Asia Research News monitors the latest research news in Asia. Some highlights that caught our attention this week are how mice help disperse seeds of a centennial blooming plant, a new isle created by recent volcanic activity, and how organisms breaking up microplastics is not always a good thing.

When there are lots of seeds available to eat (e.g. during a once-in-a-century sasa bamboo seeding) mice act differently depending on their size and species according to Nagoya University researchers. Bigger mice tend to eat the seeds straight away if in a safe environment while smaller ones store them for later. These different activities help seed dispersal and forest regeneration.

New fish parasites have been discovered off of the Indian coast by Hiroshima University, the University of Kerala and Nagasaki University. The discovery of these parasitic crustaceans can help illuminate our knowledge of deep-sea biodiversity.

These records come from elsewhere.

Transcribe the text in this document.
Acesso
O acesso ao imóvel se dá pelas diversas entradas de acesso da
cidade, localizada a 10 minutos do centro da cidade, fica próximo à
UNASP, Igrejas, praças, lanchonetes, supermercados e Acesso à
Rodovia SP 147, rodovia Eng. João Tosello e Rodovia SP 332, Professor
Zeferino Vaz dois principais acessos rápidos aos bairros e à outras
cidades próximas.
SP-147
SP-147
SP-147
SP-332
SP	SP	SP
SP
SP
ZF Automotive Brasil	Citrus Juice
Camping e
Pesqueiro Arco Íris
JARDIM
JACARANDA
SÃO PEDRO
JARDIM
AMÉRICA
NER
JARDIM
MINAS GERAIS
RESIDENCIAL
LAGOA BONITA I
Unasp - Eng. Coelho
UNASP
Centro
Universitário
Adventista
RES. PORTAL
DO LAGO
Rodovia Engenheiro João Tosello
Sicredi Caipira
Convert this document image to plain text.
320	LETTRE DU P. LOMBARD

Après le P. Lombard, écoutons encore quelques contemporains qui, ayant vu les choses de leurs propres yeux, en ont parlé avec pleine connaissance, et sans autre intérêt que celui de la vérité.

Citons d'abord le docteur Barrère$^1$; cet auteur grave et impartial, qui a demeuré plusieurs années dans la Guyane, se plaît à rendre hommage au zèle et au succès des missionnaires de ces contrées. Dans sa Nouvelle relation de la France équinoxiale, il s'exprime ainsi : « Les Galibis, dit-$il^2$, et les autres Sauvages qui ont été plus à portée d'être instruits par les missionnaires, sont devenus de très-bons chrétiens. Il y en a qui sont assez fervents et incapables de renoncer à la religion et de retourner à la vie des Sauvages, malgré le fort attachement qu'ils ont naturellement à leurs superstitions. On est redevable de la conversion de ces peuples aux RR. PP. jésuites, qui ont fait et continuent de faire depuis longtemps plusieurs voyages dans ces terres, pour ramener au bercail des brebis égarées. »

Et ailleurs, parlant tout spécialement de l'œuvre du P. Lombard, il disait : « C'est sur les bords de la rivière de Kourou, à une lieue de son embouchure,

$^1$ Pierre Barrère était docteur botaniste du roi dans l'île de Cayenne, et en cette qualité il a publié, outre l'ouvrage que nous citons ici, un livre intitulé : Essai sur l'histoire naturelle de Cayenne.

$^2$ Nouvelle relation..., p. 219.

An increase in urban greenspaces could lead to a decrease in suicide rates says research by National Cheng Kung University. The researchers compared data from Taiwan’s townships and saw that communities who had access to green space over the long term had a decrease in suicide risk.

Chronic rhinosinusitis can cause a blocked or runny nose, facial pain or losing the sense of smell, and can last more than 12 weeks. Friendly bacteria in our nose, especially F. nucleatum, can help protect against developing some forms of this condition says University of Fukui and the University of Tsukuba. Knowing this can help influence treatment and probiotic prevention strategies.

An underwater volcano has created a new isle off the coast of Japan, near the island of Iwo Jima. An eruption on 30 October has caused enough magma to pile up that it has broken the surface of the water. University of Tokyo researchers say that if the volcanic activity continues the new isle might merge with Iwo Jima.

Plankton that eat microplastics may sound like a good thing, but the little creatures may just be breaking up particles into smaller and potentially more dangerous nanoplastics. Ocean University of China and University of Massachusetts scientists say the animals think the small plastic particles might be algae and so eat them. The resulting nanoplastics can be more reactive thus toxic to living things.